Lane served as vice chairman of Special Olympics International for several years. In October 2011, Ray and Stephanie funded the organization's international expansion project, Unify, aimed at fostering inclusivity by bringing together school-aged youth with intellectual disabilities and their non-disabled peers.

Ray and Stephanie Lane are also contributors to the American Cancer Society, organizing and sponsoring events to raise funds. They initiated and funded the Stephanie H. Lane Cancer Research Network in California, dedicated to providing cancer patients with essential information and treatment resources.

==Recognition==
- TechAmerica, "David Packard Lifetime Medal of Achievement," 2011.

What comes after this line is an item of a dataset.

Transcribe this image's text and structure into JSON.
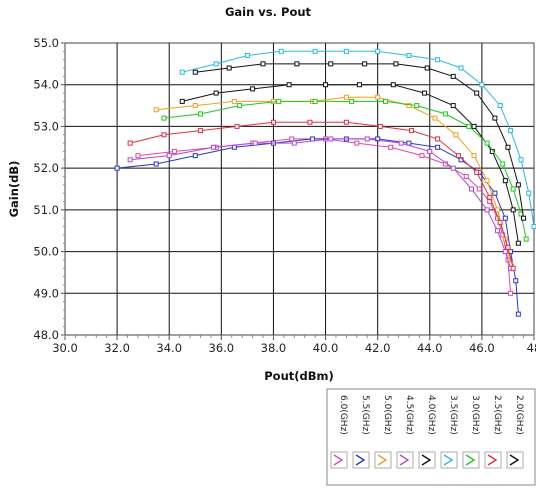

- Inducted into West Virginia University's Business Hall of Fame (2003) Academy of Distinguished Alumni (2004) and the Order of the Vandalia (2005).
- Smithsonian Leadership Award for Collaborative Innovation, 2001.
- Kappa Sigma Man of the Year, 2000.
- Honorary Ph.D.'s, West Virginia University, Golden Gate University.
- West Virginia University, Lane Department of Computer Science and Electrical Engineering.
- Carnegie Mellon, Lane Center for Computational Cancer Research.